L’essai d’Epictète est quant à lui un florilège des Entretiens, recueillis par son disciple Arrien, et dont le célèbre Manuel n’est qu’un résumé. Ces Entretiens, dus à leur forme discursive, permettent d’observer une pensée en action, le philosophe répondant aux questions et objections avec profondeur. Du coup, le lecteur est aussi confronté, beaucoup plus qu’à la lecture de La Constance du Sage, à des exercices de logique philosophique mais ceux-ci, pour ardus qu’ils peuvent sembler, ne sont pas dénués d’intérêt puisqu’ils permettent un aperçu vivant de la méthodologie stoïcienne. Par ailleurs, ces passages ne sont pas majoritaires et n’empêchent en rien de goûter la saveur âpre de la pensée d’Epictète, qui elle aussi résonne avec cruauté aujourd’hui ; ainsi de la phrase d’ouverture de l’entretien qui donne son titre au présent florilège : « Si un homme possède une supériorité quelconque, ou s’imagine du moins la posséder, alors qu’il n’en est rien, cet homme, s’il manque d’éducation philosophique, en sera inévitablement tout bouffi d’orgueil ». Si l’on pense à la qualité intellectuelle de certains hommes politiques, si l’on songe que l’un d’entre eux moquait l’idée même de lire La Princesse de Clèves, on s’aperçoit de l’actualité cruciale de cette phrase.

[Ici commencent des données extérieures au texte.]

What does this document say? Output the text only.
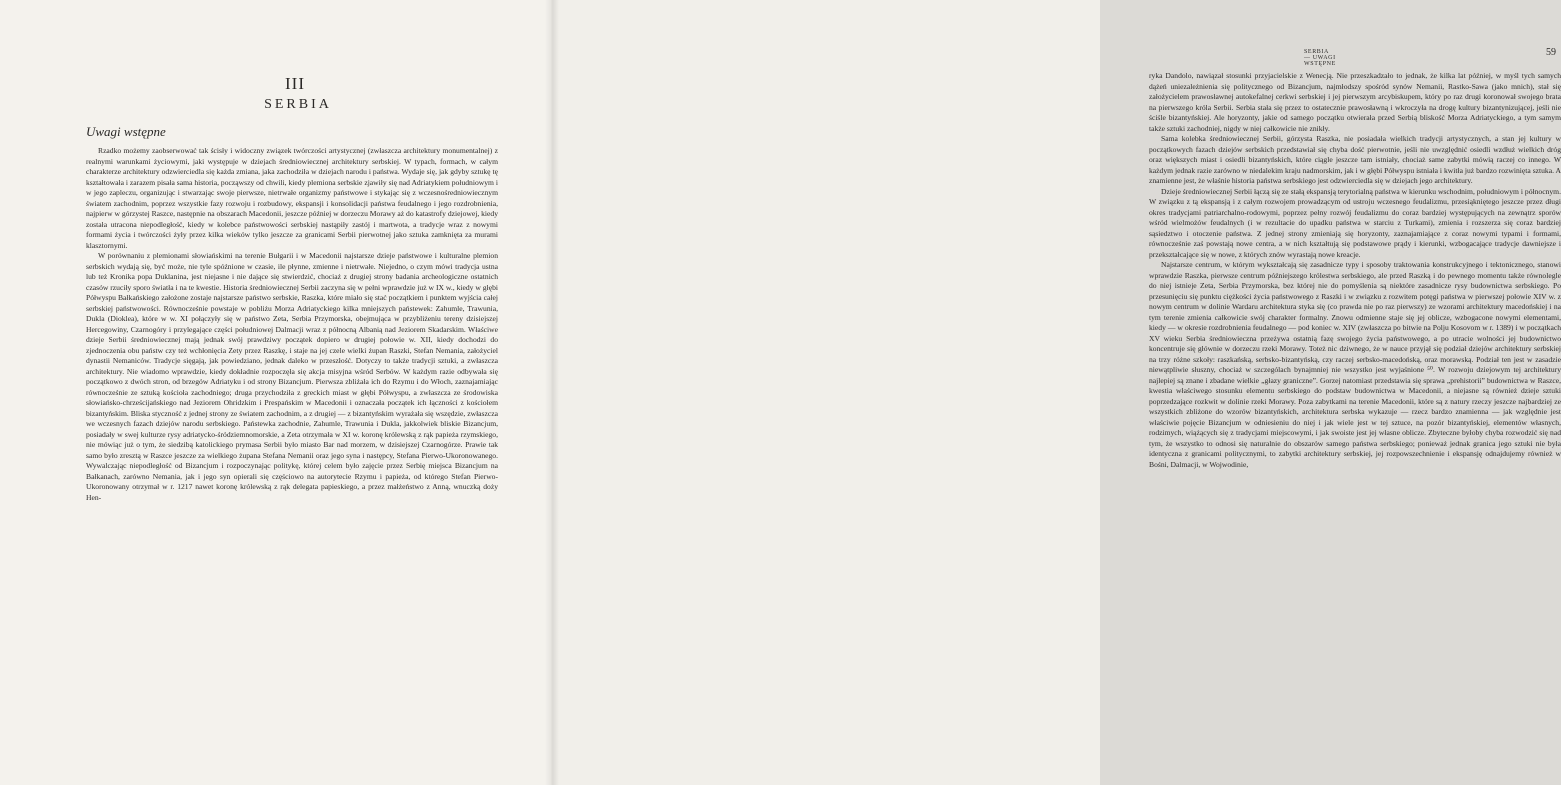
III
SERBIA
Uwagi wstępne

Rzadko możemy zaobserwować tak ścisły i widoczny związek twórczości artystycznej (zwłaszcza architektury monumentalnej) z realnymi warunkami życiowymi, jaki występuje w dziejach średniowiecznej architektury serbskiej. W typach, formach, w całym charakterze architektury odzwierciedla się każda zmiana, jaka zachodziła w dziejach narodu i państwa. Wydaje się, jak gdyby sztukę tę kształtowała i zarazem pisała sama historia, począwszy od chwili, kiedy plemiona serbskie zjawiły się nad Adriatykiem południowym i w jego zapleczu, organizując i stwarzając swoje pierwsze, nietrwałe organizmy państwowe i stykając się z wczesnośredniowiecznym światem zachodnim, poprzez wszystkie fazy rozwoju i rozbudowy, ekspansji i konsolidacji państwa feudalnego i jego rozdrobnienia, najpierw w górzystej Raszce, następnie na obszarach Macedonii, jeszcze później w dorzeczu Morawy aż do katastrofy dziejowej, kiedy została utracona niepodległość, kiedy w kolebce państwowości serbskiej nastąpiły zastój i martwota, a tradycje wraz z nowymi formami życia i twórczości żyły przez kilka wieków tylko jeszcze za granicami Serbii pierwotnej jako sztuka zamknięta za murami klasztornymi.

W porównaniu z plemionami słowiańskimi na terenie Bułgarii i w Macedonii najstarsze dzieje państwowe i kulturalne plemion serbskich wydają się, być może, nie tyle spóźnione w czasie, ile płynne, zmienne i nietrwałe. Niejedno, o czym mówi tradycja ustna lub też Kronika popa Duklanina, jest niejasne i nie dające się stwierdzić, chociaż z drugiej strony badania archeologiczne ostatnich czasów rzuciły sporo światła i na te kwestie. Historia średniowiecznej Serbii zaczyna się w pełni wprawdzie już w IX w., kiedy w głębi Półwyspu Bałkańskiego założone zostaje najstarsze państwo serbskie, Raszka, które miało się stać początkiem i punktem wyjścia całej serbskiej państwowości. Równocześnie powstaje w pobliżu Morza Adriatyckiego kilka mniejszych państewek: Zahumle, Trawunia, Dukla (Dioklea), które w w. XI połączyły się w państwo Zeta, Serbia Przymorska, obejmująca w przybliżeniu tereny dzisiejszej Hercegowiny, Czarnogóry i przylegające części południowej Dalmacji wraz z północną Albanią nad Jeziorem Skadarskim. Właściwe dzieje Serbii średniowiecznej mają jednak swój prawdziwy początek dopiero w drugiej połowie w. XII, kiedy dochodzi do zjednoczenia obu państw czy też wchłonięcia Zety przez Raszkę, i staje na jej czele wielki żupan Raszki, Stefan Nemania, założyciel dynastii Nemaniców. Tradycje sięgają, jak powiedziano, jednak daleko w przeszłość. Dotyczy to także tradycji sztuki, a zwłaszcza architektury. Nie wiadomo wprawdzie, kiedy dokładnie rozpoczęła się akcja misyjna wśród Serbów. W każdym razie odbywała się początkowo z dwóch stron, od brzegów Adriatyku i od strony Bizancjum. Pierwsza zbliżała ich do Rzymu i do Włoch, zaznajamiając równocześnie ze sztuką kościoła zachodniego; druga przychodziła z greckich miast w głębi Półwyspu, a zwłaszcza ze środowiska słowiańsko-chrześcijańskiego nad Jeziorem Ohridzkim i Prespańskim w Macedonii i oznaczała początek ich łączności z kościołem bizantyńskim. Bliska styczność z jednej strony ze światem zachodnim, a z drugiej — z bizantyńskim wyrażała się wszędzie, zwłaszcza we wczesnych fazach dziejów narodu serbskiego. Państewka zachodnie, Zahumle, Trawunia i Dukla, jakkolwiek bliskie Bizancjum, posiadały w swej kulturze rysy adriatycko-śródziemnomorskie, a Zeta otrzymała w XI w. koronę królewską z rąk papieża rzymskiego, nie mówiąc już o tym, że siedzibą katolickiego prymasa Serbii było miasto Bar nad morzem, w dzisiejszej Czarnogórze. Prawie tak samo było zresztą w Raszce jeszcze za wielkiego żupana Stefana Nemanii oraz jego syna i następcy, Stefana Pierwo-Ukoronowanego. Wywalczając niepodległość od Bizancjum i rozpoczynając politykę, której celem było zajęcie przez Serbię miejsca Bizancjum na Bałkanach, zarówno Nemania, jak i jego syn opierali się częściowo na autorytecie Rzymu i papieża, od którego Stefan Pierwo-Ukoronowany otrzymał w r. 1217 nawet koronę królewską z rąk delegata papieskiego, a przez małżeństwo z Anną, wnuczką doży Hen-

SERBIA — UWAGI WSTĘPNE
59

ryka Dandolo, nawiązał stosunki przyjacielskie z Wenecją. Nie przeszkadzało to jednak, że kilka lat później, w myśl tych samych dążeń uniezależnienia się politycznego od Bizancjum, najmłodszy spośród synów Nemanii, Rastko-Sawa (jako mnich), stał się założycielem prawosławnej autokefalnej cerkwi serbskiej i jej pierwszym arcybiskupem, który po raz drugi koronował swojego brata na pierwszego króla Serbii. Serbia stała się przez to ostatecznie prawosławną i wkroczyła na drogę kultury bizantynizującej, jeśli nie ściśle bizantyńskiej. Ale horyzonty, jakie od samego początku otwierała przed Serbią bliskość Morza Adriatyckiego, a tym samym także sztuki zachodniej, nigdy w niej całkowicie nie znikły.

Sama kolebka średniowiecznej Serbii, górzysta Raszka, nie posiadała wielkich tradycji artystycznych, a stan jej kultury w początkowych fazach dziejów serbskich przedstawiał się chyba dość pierwotnie, jeśli nie uwzględnić osiedli wzdłuż wielkich dróg oraz większych miast i osiedli bizantyńskich, które ciągle jeszcze tam istniały, chociaż same zabytki mówią raczej co innego. W każdym jednak razie zarówno w niedalekim kraju nadmorskim, jak i w głębi Półwyspu istniała i kwitła już bardzo rozwinięta sztuka. A znamienne jest, że właśnie historia państwa serbskiego jest odzwierciedla się w dziejach jego architektury.

Dzieje średniowiecznej Serbii łączą się ze stałą ekspansją terytorialną państwa w kierunku wschodnim, południowym i północnym. W związku z tą ekspansją i z całym rozwojem prowadzącym od ustroju wczesnego feudalizmu, przesiąkniętego jeszcze przez długi okres tradycjami patriarchalno-rodowymi, poprzez pełny rozwój feudalizmu do coraz bardziej występujących na zewnątrz sporów wśród wielmożów feudalnych (i w rezultacie do upadku państwa w starciu z Turkami), zmienia i rozszerza się coraz bardziej sąsiedztwo i otoczenie państwa. Z jednej strony zmieniają się horyzonty, zaznajamiające z coraz nowymi typami i formami, równocześnie zaś powstają nowe centra, a w nich kształtują się podstawowe prądy i kierunki, wzbogacające tradycje dawniejsze i przekształcające się w nowe, z których znów wyrastają nowe kreacje.

Najstarsze centrum, w którym wykształcają się zasadnicze typy i sposoby traktowania konstrukcyjnego i tektonicznego, stanowi wprawdzie Raszka, pierwsze centrum późniejszego królestwa serbskiego, ale przed Raszką i do pewnego momentu także równolegle do niej istnieje Zeta, Serbia Przymorska, bez której nie do pomyślenia są niektóre zasadnicze rysy budownictwa serbskiego. Po przesunięciu się punktu ciężkości życia państwowego z Raszki i w związku z rozwitem potęgi państwa w pierwszej połowie XIV w. z nowym centrum w dolinie Wardaru architektura styka się (co prawda nie po raz pierwszy) ze wzorami architektury macedońskiej i na tym terenie zmienia całkowicie swój charakter formalny. Znowu odmienne staje się jej oblicze, wzbogacone nowymi elementami, kiedy — w okresie rozdrobnienia feudalnego — pod koniec w. XIV (zwłaszcza po bitwie na Polju Kosovom w r. 1389) i w początkach XV wieku Serbia średniowieczna przeżywa ostatnią fazę swojego życia państwowego, a po utracie wolności jej budownictwo koncentruje się głównie w dorzeczu rzeki Morawy. Toteż nic dziwnego, że w nauce przyjął się podział dziejów architektury serbskiej na trzy różne szkoły: raszkańską, serbsko-bizantyńską, czy raczej serbsko-macedońską, oraz morawską. Podział ten jest w zasadzie niewątpliwie słuszny, chociaż w szczególach bynajmniej nie wszystko jest wyjaśnione ⁵⁰. W rozwoju dziejowym tej architektury najlepiej są znane i zbadane wielkie „głazy graniczne”. Gorzej natomiast przedstawia się sprawa „prehistorii” budownictwa w Raszce, kwestia właściwego stosunku elementu serbskiego do podstaw budownictwa w Macedonii, a niejasne są również dzieje sztuki poprzedzające rozkwit w dolinie rzeki Morawy. Poza zabytkami na terenie Macedonii, które są z natury rzeczy jeszcze najbardziej ze wszystkich zbliżone do wzorów bizantyńskich, architektura serbska wykazuje — rzecz bardzo znamienna — jak względnie jest właściwie pojęcie Bizancjum w odniesieniu do niej i jak wiele jest w tej sztuce, na pozór bizantyńskiej, elementów własnych, rodzimych, wiążących się z tradycjami miejscowymi, i jak swoiste jest jej własne oblicze. Zbyteczne byłoby chyba rozwodzić się nad tym, że wszystko to odnosi się naturalnie do obszarów samego państwa serbskiego; ponieważ jednak granica jego sztuki nie była identyczna z granicami politycznymi, to zabytki architektury serbskiej, jej rozpowszechnienie i ekspansję odnajdujemy również w Bośni, Dalmacji, w Wojwodinie,
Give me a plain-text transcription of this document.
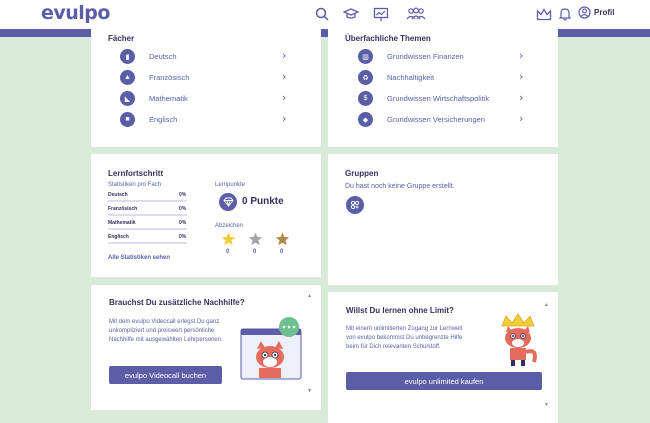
evulpo	Profil
Fächer
▮	Deutsch	›
▲	Französisch	›
◣	Mathematik	›
■	Englisch	›
Überfachliche Themen
▥	Grundwissen Finanzen	›
♻	Nachhaltigkeit	›
$	Grundwissen Wirtschaftspolitik	›
◆	Grundwissen Versicherungen	›
Lernfortschritt
Statistiken pro Fach
Deutsch	0%
Französisch	0%
Mathematik	0%
Englisch	0%
Alle Statistiken sehen
Lernpunkte
0 Punkte
Abzeichen
0	0	0
Gruppen
Du hast noch keine Gruppe erstellt.
Brauchst Du zusätzliche Nachhilfe?
Mit dem evulpo Videocall erlegst Du ganz unkompliziert und preiswert persönliche Nachhilfe mit ausgewählten Lehrpersonen.
evulpo Videocall buchen
▲
▼
Willst Du lernen ohne Limit?
Mit einem unlimitierten Zugang zur Lernwelt von evulpo bekommst Du unbegrenzte Hilfe beim für Dich relevanten Schulstoff.
evulpo unlimited kaufen
▲
▼
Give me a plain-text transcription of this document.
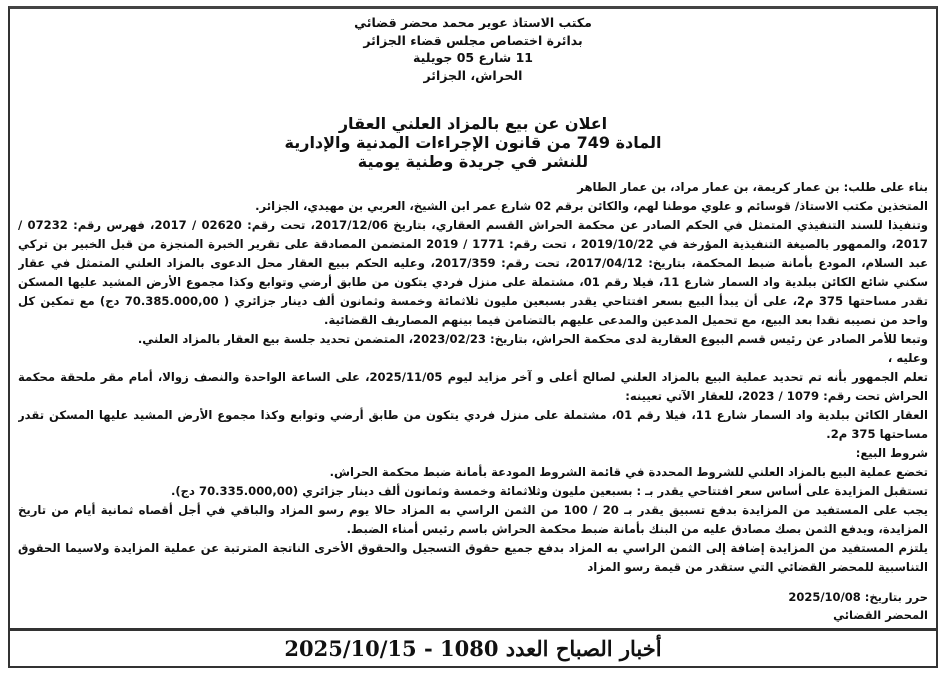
مكتب الاستاذ عوير محمد محضر قضائي
بدائرة اختصاص مجلس قضاء الجزائر
11 شارع 05 جويلية
الحراش، الجزائر
اعلان عن بيع بالمزاد العلني العقار
المادة 749 من قانون الإجراءات المدنية والإدارية
للنشر في جريدة وطنية يومية
بناء على طلب: بن عمار كريمة، بن عمار مراد، بن عمار الطاهر
المتخذين مكتب الاستاذ/ قوسائم و علوي موطنا لهم، والكائن برقم 02 شارع عمر ابن الشيخ، العربي بن مهيدي، الجزائر.
وتنفيذا للسند التنفيذي المتمثل في الحكم الصادر عن محكمة الحراش القسم العقاري، بتاريخ 2017/12/06، تحت رقم: 02620 / 2017، فهرس رقم: 07232 /
2017، والممهور بالصيغة التنفيذية المؤرخة في 2019/10/22 ، تحت رقم: 1771 / 2019 المتضمن المصادقة على تقرير الخبرة المنجزة من قبل الخبير بن تركي
عبد السلام، المودع بأمانة ضبط المحكمة، بتاريخ: 2017/04/12، تحت رقم: 2017/359، وعليه الحكم ببيع العقار محل الدعوى بالمزاد العلني المتمثل في عقار
سكني شائع الكائن ببلدية واد السمار شارع 11، فيلا رقم 01، مشتملة على منزل فردي يتكون من طابق أرضي وتوابع وكذا مجموع الأرض المشيد عليها المسكن
تقدر مساحتها 375 م2، على أن يبدأ البيع بسعر افتتاحي يقدر بسبعين مليون ثلاثمائة وخمسة وثمانون ألف دينار جزائري ( 70.385.000,00 دج) مع تمكين كل
واحد من نصيبه نقدا بعد البيع، مع تحميل المدعين والمدعى عليهم بالتضامن فيما بينهم المصاريف القضائية.
وتبعا للأمر الصادر عن رئيس قسم البيوع العقارية لدى محكمة الحراش، بتاريخ: 2023/02/23، المتضمن تحديد جلسة بيع العقار بالمزاد العلني.
وعليه ،
تعلم الجمهور بأنه تم تحديد عملية البيع بالمزاد العلني لصالح أعلى و آخر مزايد ليوم 2025/11/05، على الساعة الواحدة والنصف زوالا، أمام مقر ملحقة محكمة
الحراش تحت رقم: 1079 / 2023، للعقار الآتي تعيينه:
العقار الكائن ببلدية واد السمار شارع 11، فيلا رقم 01، مشتملة على منزل فردي يتكون من طابق أرضي وتوابع وكذا مجموع الأرض المشيد عليها المسكن تقدر
مساحتها 375 م2.
شروط البيع:
تخضع عملية البيع بالمزاد العلني للشروط المحددة في قائمة الشروط المودعة بأمانة ضبط محكمة الحراش.
تستقبل المزايدة على أساس سعر افتتاحي يقدر بـ : بسبعين مليون وثلاثمائة وخمسة وثمانون ألف دينار جزائري (70.335.000,00 دج).
يجب على المستفيد من المزايدة بدفع تسبيق يقدر بـ 20 / 100 من الثمن الراسي به المزاد حالا يوم رسو المزاد والباقي في أجل أقصاه ثمانية أيام من تاريخ
المزايدة، ويدفع الثمن بصك مصادق عليه من البنك بأمانة ضبط محكمة الحراش باسم رئيس أمناء الضبط.
يلتزم المستفيد من المزايدة إضافة إلى الثمن الراسي به المزاد بدفع جميع حقوق التسجيل والحقوق الأخرى الناتجة المترتبة عن عملية المزايدة ولاسيما الحقوق
التناسبية للمحضر القضائي التي ستقدر من قيمة رسو المزاد
حرر بتاريخ: 2025/10/08
المحضر القضائي
أخبار الصباح العدد 1080 - 2025/10/15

Que ce soit chez Sénèque ou chez Epictète, on pourrait multiplier à l’envi les coupures, les extraits, les petites phrases – et toutes seraient d’une pertinence absolue à nos personnes, à notre époque. Peut-être parce que, comme le souligne déjà la Bible, il n’y a rien de nouveau sous le soleil, et que les hommes sont animés depuis belle lurette par les mêmes petites passions – et que ce sont celles-ci que le stoïcisme enseigne à éviter, pour mener une vie si pas meilleure, du moins détachée des contingences et donc moins disponible à la souffrance. Que nul ne s’étonne si cette philosophie, à redécouvrir encore et encore, a pu être qualifiée de pré-chrétienne : elle procède elle aussi d’une élévation. Ce qui fait défaut à une époque ultra-matérialiste telle que la nôtre.
Didier Smal
Epictète (50-125) était un philosophe de l’école stoïcienne. Il propose une philosophie qui repose essentiellement sur la raison de nature divine et la liberté de l’homme.
Sénèque (4 ACN-65) était un philosophe de l’école stoïcienne, aussi homme politique. Sa pensée a profondément influencé Montaigne, Descartes et Rousseau entre autres.